The United States has been slowly moving towards full EMV compliance. Earlier this month, EMVCo., a technical body owned by American Express, Discover, JCB, MasterCard, UnionPay and Visa, said EMV chip adoption stands at 52.2 percent, up from 26.4 percent in 2015.
Retail Breach Epidemic
Buckle’s breach alert follows retailer Kmart earlier this month disclosing that payment terminals in some of its 735 stores nationwide had been infected with malware. A Kmart spokesman claimed the malware was “undetectable” by anti-virus systems or application controls (see Kmart Confirms Breach at Unspecified Number of Stores).
The Buckle and Kmart’s breaches show that despite increased concerns about card security over the past several years, cybercriminals are still finding footholds in systems and deploying card-stealing malware.
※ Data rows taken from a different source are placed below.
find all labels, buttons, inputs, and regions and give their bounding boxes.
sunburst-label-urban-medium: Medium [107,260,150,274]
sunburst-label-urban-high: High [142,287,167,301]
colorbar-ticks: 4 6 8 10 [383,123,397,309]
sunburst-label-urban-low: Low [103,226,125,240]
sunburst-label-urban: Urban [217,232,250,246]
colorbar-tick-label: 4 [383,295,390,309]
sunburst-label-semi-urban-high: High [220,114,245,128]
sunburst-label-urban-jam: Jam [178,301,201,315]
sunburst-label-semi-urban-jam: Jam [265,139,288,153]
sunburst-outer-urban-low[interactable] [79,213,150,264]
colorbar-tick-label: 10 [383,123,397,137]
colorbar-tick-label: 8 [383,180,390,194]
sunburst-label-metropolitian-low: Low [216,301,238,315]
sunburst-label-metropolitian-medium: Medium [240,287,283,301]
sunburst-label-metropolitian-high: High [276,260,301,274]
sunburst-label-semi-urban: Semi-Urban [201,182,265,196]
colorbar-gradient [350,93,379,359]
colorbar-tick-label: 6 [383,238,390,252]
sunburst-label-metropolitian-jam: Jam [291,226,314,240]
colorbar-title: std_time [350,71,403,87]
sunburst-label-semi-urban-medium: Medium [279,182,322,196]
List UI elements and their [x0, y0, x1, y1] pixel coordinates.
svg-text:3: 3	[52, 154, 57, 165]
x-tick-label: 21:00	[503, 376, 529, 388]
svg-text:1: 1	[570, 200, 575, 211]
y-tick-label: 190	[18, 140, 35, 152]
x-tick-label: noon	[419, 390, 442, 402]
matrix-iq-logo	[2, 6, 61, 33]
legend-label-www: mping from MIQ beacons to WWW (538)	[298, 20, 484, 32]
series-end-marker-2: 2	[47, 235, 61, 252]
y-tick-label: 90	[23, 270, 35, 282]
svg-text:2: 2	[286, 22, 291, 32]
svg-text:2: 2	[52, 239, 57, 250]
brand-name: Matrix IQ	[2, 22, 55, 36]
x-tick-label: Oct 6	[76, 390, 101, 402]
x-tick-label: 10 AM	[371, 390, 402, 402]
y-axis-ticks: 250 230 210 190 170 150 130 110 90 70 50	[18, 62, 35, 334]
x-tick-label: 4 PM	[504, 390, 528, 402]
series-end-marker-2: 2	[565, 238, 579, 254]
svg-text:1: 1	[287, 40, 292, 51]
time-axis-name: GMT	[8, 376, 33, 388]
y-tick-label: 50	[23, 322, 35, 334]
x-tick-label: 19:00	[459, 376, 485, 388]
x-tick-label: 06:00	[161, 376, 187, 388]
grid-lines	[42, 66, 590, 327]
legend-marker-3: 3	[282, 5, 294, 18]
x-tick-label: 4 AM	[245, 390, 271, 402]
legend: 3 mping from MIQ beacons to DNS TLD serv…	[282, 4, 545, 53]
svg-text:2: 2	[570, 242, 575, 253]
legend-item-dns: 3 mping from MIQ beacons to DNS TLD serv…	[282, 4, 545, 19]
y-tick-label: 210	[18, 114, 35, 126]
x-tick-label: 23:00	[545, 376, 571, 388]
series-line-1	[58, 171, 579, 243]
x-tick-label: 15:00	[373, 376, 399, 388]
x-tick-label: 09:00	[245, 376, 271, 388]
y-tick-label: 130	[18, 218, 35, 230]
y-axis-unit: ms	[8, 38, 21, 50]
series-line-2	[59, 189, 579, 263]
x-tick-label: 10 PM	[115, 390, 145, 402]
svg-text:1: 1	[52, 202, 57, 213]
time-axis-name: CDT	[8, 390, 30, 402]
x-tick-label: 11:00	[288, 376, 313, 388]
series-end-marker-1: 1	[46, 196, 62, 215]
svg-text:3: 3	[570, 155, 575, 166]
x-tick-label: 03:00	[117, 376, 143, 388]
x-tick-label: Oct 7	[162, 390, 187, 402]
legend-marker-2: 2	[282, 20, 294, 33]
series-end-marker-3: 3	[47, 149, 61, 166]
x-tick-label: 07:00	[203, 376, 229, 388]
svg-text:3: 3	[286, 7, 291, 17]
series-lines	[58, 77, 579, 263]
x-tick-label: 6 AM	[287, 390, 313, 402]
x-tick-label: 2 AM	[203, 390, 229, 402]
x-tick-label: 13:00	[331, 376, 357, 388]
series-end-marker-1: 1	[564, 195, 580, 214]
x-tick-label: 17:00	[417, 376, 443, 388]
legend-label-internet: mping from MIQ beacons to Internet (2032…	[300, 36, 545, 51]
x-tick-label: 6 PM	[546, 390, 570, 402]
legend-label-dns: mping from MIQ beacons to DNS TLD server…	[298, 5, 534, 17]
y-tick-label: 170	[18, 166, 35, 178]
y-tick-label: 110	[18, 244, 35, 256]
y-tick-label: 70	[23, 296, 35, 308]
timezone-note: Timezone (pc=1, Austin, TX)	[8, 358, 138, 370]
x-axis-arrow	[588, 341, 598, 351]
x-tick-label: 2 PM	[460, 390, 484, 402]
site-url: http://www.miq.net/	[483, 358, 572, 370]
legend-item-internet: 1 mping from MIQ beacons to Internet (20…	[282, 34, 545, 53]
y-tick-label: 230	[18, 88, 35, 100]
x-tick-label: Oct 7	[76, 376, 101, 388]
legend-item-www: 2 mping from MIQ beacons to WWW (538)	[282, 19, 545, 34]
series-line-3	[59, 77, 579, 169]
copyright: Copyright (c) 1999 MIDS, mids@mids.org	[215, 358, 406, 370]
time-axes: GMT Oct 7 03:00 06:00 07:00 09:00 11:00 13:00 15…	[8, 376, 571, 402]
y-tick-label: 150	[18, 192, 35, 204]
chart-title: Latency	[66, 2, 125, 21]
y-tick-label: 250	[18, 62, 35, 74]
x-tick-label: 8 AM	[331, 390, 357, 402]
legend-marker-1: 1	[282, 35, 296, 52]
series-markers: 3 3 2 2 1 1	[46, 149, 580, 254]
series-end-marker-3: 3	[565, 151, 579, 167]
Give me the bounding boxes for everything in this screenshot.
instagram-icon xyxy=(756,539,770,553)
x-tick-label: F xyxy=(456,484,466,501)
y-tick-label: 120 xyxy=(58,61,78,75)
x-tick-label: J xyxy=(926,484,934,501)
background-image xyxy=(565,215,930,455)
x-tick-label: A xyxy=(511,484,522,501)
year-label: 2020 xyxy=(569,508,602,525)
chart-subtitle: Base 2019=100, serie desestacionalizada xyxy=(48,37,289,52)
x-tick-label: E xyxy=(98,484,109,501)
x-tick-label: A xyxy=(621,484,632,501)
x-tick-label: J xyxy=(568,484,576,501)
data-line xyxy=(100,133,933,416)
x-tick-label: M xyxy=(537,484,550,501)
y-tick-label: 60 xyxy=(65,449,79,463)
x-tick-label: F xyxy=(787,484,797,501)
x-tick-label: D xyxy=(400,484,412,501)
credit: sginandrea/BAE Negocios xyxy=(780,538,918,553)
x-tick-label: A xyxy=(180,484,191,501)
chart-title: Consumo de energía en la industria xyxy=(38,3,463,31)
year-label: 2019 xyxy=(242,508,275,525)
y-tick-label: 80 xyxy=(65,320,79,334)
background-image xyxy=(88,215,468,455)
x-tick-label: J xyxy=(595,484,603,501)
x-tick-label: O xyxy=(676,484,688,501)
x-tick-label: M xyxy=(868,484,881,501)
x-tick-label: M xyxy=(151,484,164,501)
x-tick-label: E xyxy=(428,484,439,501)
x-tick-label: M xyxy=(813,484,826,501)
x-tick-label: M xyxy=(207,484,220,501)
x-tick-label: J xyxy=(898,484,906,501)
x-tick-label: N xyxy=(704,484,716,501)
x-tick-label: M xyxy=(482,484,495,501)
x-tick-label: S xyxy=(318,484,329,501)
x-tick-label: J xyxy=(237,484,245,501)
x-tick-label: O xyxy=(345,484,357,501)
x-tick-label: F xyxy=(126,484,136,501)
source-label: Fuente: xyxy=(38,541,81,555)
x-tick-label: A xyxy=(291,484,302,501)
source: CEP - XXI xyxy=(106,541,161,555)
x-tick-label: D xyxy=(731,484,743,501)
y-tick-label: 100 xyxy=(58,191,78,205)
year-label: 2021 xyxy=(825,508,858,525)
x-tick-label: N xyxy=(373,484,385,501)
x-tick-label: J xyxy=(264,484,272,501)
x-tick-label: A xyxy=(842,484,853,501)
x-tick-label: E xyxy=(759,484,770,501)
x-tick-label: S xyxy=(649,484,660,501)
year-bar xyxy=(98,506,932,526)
Most often seen is RAM-scraper malware, which grabs payment card details as a card gets swiped, when these details get transmitted in unencrypted form and briefly reside on a payment system’s volatile memory.
Such attacks continue, even within corporate entities that might – at least in theory – sport large security budgets.
Security experts say cybercrime gangs employ different types of POS malware, but note that most of it is functionally identical, unsophisticated and could be better blocked if retailers changed default passwords on their POS devices and used segmentation to better isolate POS systems (see Why POS Malware Still Works).
Once attackers sneak malware onto POS systems – or servers that process or handle POS card data – detecting the attack code remains challenging, security experts say. Malware developers often use compression and other tricks in order to bypass security software. Some types of security systems, however, can study how new executables behave and can catch malware when it does something suspicious. But again, those systems can be fooled, and not all organizations have invested in such defenses.
Executive Editor Mathew Schwartz also contributed to this story.